Choe and Hill tested the app with help from Teresa Fong, DDS, a pediatric dentist at Metro Pediatric Dental Associates and an adjunct faculty member in the U’s School of Dentistry. They found it effective; Fong reported that the app appeared to calm many children’s anxieties in her office and that children were more willing to open their mouths for her during their appointments.

“Yonder offers preparation that in our beta testing is shown to work,” Choe said. “Every child who used our program had a complete dental exam and cleaning and these children and parents left the office smiling.”

In addition to researching the pathways to fear and anxiety, Choe and Hill worked to ensure they had the right cartoon host for their app. Research into speech development, for example, revealed that certain consonants are easier for young children to pronounce, as was a repeated syllable, leading to the name “Mimi.” A hippo was a good fit because of the animal’s prominent teeth and the lack of hippos used in other child-oriented brands.

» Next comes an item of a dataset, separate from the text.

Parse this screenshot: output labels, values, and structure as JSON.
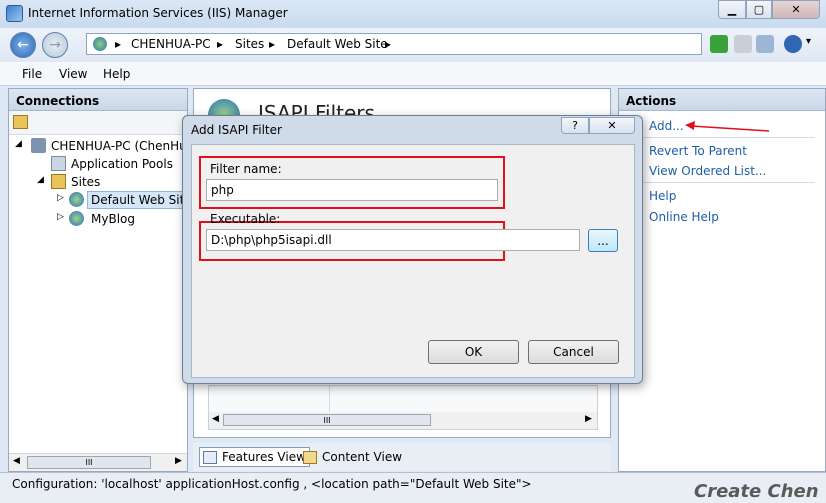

They tested Mimi in interviews with over 200 children to ensure their audience would respond well to the character.

Throughout the process, support from several University groups made the work possible. Funding from the PDIC, the MDC, the MnDRIVE initiative, and Clinical and Translational Science Institute all played an important role in keeping the project moving forward. In 2017, the U’s Technology Commercialization office helped launch Yonder as a startup with Choe and Hill serving as cofounders, allowing the project to move beyond the Innovation Fellows program.

Bringing Mimi to More Clinics

Right now, Choe and Hill are Yonder’s full staff. They do it all, from observing the dental clinics they partner with to get a feel for them, filming the walkthrough experience, integrating the video footage with Mimi the Hippo, and working the finished product into the app.

Over the next few months, they hope to build off of their progress by finding 10 to 15 more pediatric dental clinics to partner with in Minnesota. They intend to focus their growth within the state first, with their longer-term aspirations to offer the app in dental clinics across the nation.

“We want to create better experiences for these kids,” Choe said. “When all’s said and done, if we can say we helped a handful of kids, we think we’ve made a difference.”